Thanks for mentioning the ByteArray bug, but I don’t think that’s it. The problem also exists when debugging other parts of my code.

Agreed, somehow the size of my project is what’s at issue. No, I didn’t try reproducing this on a different machine. I’ll try doing so. Then, if I succeed, I’ll post (at least in regards to #1) at the TADS 3 bug reporting site.

Bob, haven’t seen that one. I suppose it’s another minor annoyance with a workaround.

Changing the order of the source files in my build .t3m file fixed the debugger local variable corruption problem, at least for the code I wanted to debug. It probably will reappear if I try to put a breakpoint in something that’s further down the list of source files. I think this has something to do with the order of the files in the linker step.

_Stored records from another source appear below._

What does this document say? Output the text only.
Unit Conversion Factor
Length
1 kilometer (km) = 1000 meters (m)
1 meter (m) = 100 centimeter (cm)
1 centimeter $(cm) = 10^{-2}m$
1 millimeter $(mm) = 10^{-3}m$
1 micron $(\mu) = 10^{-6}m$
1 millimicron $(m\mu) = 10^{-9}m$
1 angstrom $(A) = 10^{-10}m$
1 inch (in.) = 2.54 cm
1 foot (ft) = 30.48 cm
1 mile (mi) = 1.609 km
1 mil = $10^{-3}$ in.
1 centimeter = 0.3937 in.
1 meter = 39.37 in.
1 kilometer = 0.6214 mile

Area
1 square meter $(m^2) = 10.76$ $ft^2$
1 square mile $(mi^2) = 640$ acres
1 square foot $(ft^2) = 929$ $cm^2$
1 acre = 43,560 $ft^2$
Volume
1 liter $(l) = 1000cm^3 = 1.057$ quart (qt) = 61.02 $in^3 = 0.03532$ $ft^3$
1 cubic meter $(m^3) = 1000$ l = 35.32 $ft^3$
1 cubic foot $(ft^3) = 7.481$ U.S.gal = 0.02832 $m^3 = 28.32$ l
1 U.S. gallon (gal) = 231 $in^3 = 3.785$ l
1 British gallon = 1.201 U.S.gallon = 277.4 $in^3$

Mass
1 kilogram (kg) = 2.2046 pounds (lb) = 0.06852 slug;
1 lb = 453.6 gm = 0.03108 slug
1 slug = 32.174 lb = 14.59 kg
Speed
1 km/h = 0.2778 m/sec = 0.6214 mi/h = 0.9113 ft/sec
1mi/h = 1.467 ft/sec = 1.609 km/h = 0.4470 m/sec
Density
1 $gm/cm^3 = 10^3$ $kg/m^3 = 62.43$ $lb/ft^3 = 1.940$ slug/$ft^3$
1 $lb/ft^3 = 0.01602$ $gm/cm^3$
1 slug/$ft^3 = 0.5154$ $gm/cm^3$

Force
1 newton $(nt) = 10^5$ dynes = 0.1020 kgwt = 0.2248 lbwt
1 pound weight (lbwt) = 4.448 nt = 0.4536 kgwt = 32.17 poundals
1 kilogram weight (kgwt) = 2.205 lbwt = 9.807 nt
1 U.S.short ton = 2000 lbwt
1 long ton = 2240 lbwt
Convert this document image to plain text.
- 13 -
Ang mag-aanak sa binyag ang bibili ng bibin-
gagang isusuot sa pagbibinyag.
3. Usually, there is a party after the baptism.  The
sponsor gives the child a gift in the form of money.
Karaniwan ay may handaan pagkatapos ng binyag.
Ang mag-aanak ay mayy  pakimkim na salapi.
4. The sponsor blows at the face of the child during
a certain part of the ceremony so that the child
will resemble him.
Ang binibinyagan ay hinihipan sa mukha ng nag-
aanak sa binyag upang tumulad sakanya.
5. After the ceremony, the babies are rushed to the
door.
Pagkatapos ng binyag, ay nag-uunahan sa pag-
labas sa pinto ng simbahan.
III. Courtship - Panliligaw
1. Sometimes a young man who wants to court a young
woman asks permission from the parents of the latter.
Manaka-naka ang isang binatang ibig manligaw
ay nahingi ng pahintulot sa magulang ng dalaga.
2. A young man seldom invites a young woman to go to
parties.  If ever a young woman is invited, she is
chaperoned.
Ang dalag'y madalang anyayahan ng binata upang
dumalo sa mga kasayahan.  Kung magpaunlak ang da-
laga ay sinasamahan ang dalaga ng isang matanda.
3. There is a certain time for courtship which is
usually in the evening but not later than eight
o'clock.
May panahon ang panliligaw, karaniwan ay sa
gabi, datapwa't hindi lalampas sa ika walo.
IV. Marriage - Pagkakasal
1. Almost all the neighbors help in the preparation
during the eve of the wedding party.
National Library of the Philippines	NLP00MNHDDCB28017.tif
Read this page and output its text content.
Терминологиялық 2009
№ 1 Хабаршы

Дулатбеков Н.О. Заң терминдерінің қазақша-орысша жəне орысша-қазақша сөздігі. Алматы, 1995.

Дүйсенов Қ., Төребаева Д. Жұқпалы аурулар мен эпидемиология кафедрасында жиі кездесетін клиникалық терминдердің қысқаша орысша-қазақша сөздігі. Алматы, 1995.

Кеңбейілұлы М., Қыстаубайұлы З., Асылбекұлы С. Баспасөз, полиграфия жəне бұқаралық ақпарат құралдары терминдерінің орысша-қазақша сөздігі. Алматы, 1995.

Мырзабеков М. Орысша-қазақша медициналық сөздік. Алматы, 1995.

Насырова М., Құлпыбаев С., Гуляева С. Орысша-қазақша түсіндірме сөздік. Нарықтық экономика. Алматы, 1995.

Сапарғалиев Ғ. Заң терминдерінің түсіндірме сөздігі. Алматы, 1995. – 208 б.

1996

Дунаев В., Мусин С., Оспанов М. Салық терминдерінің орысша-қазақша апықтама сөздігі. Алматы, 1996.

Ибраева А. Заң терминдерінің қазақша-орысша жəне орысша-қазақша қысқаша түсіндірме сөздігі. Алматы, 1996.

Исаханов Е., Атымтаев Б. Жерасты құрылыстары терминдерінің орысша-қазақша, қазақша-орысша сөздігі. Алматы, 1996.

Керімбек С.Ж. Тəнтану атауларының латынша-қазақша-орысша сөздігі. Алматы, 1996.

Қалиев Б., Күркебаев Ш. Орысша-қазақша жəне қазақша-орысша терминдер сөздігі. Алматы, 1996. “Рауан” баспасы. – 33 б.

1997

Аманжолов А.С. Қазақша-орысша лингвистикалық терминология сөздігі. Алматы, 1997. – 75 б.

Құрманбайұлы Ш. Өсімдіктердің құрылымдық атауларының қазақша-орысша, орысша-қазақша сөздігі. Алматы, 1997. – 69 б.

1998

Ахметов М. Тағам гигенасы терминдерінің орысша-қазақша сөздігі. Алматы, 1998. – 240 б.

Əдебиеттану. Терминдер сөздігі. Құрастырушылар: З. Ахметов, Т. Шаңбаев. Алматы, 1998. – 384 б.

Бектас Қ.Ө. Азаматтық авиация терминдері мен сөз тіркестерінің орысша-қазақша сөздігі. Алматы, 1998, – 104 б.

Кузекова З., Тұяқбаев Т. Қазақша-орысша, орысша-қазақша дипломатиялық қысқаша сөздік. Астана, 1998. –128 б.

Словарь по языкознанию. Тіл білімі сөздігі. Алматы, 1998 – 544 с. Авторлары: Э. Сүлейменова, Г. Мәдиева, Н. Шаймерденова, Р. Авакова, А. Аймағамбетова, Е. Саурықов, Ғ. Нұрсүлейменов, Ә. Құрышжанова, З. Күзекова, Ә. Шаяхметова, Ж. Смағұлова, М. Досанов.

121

My theory is that the “execution context” switcher in the debugger has a storage value that is too small (like 16-bit or 32-bit integer) and it can’t handle an object that is stored in a memory location greater than it’s size. Thus, the VM runs correctly and the local variables hold their correct values in the running process, but the debugger cannot display the local variables. When it switches execution context (like when you click on a something in the stack) it stores the new context pointer into a memory location that’s too small to hold it.

I’m running TADS on 64-bit Windows 10.

Another solution might be to release the debugger and all the libraries compiled for 64-bit Windows.